Fed Delivers Big Surprise; Cuts Rates by a Half Point

Looks like the Federal Reserve finally remembered where it put the rate cut button. After months of waiting, the central bank decided to give the economy a boost by trimming interest rates for the first time in four years.

The Fed on Wednesday cut the benchmark federal funds rate by 50 basis points (0.50%), bigger than the expected 0.25%. The central bank cited “greater confidence” on inflation.

Investors at first were jubilant and stocks soared, but then the equity averages lost ground in the final hour of trading. It was a classic case of buy on the rumor, sell on the news.

The main U.S. stock market indices closed mostly lower Wednesday as follows:

  • DJIA: -0.25%
  • S&P 500: -0.29%
  • NASDAQ: -0.31%
  • Russell 2000: +0.04%

The fed funds rate acts as a baseline for various lending rates, influencing everything from mortgages to auto loans. Historically, the Fed has adjusted rates in 0.25% increments and Wall Street had anticipated a cut of that modest size. However, recent data showing worsening economic conditions prompted the Fed to take a more aggressive approach.

Although the current unemployment rate of 4.2% remains low by historical standards, it has steadily risen over the past five months, a trend often seen before economic downturns. While layoffs remain relatively modest, hiring activity has slowed, leaving job seekers with fewer opportunities.

A study released this month by the Minneapolis Federal Reserve revealed that for every available job, there are now 1.5 applicants, well below pre-pandemic levels.

Meanwhile, the consumer price index (CPI) rose only 2.5% in July compared to the previous year, the lowest increase since February 2021.

At his customary post-meeting press conference Wednesday, Fed Chair Jerome Powell stated: “Our patient approach over the past year has paid dividends.
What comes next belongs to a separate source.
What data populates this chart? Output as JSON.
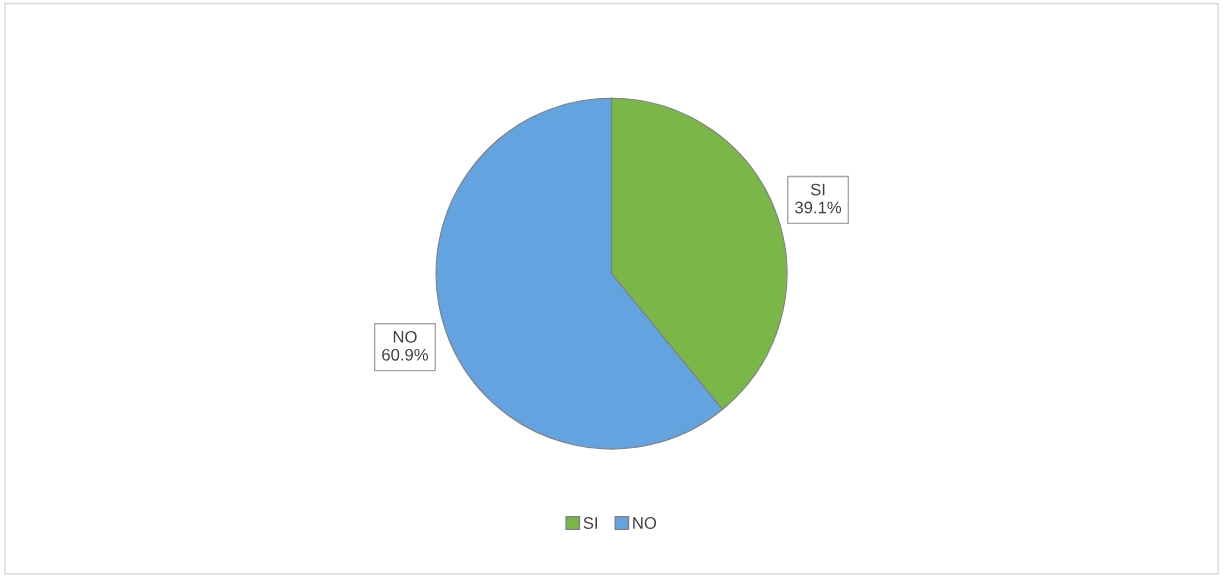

Inflation is now much closer to our objective, and we have gained greater confidence that inflation is moving sustainably toward 2%.”

In a separate speech last month, Powell addressed the labor market’s challenges, stating, “We do not seek or welcome further deterioration in labor market conditions.” He warned that a weakening labor market could lead to a self-perpetuating cycle of job losses. Hence the Fed’s decisive move today.

As the Fed adopts a looser monetary stance, the benchmark 30-year U.S. Treasury yield has fallen below the important psychological threshold of 4.0% (see chart).

Some consumers have already started to benefit from the expectation of lower interest rates. Mortgage rates have dropped to their lowest point since February 2023, and auto loan rates are also on the decline. As rates fall, the housing market and retail sales should get a shot of adrenaline.

However, a single rate cut, even one as large as 0.50%, is unlikely to provide substantial relief to borrowers facing high financing costs. The greater impact will come from a series of rate reductions over time, which should more significantly ease financial pressure on businesses and households. Powell at his press conference intimated that more cuts will be forthcoming.

The political equation…

Donald Trump is almost certain to seize on the Fed’s rate cut as yet another conspiracy against him, unleashing his usual barrage of invective. A move to lower borrowing costs just weeks before the election will likely become fodder for his claims that the Fed is trying to influence the outcome. Trump has already suggested that such a cut would be an attempt to help Democrats secure victory.

Meanwhile, President Biden and Vice President Kamala Harris have mostly avoided commenting on the Fed’s actions, though some key liberal Democrats, notably U.S. Senator Elizabeth Warren (D-MA), have called for lower rates.

Of course, Powell and his fellow Fed officials maintain they ignore the political calendar when making decisions. Their independence from the White House allows them to focus solely on inflation and employment, even if their choices are politically charged.

Yet, that won’t stop politicians and the yabbering pundits on cable television from turning the Fed’s actions into a political talking point. Investors are wise to ignore the noise and focus on policy.

The Fed just provided a big injection of liquidity…and liquidity is the lifeblood of markets. The bull market is alive and well.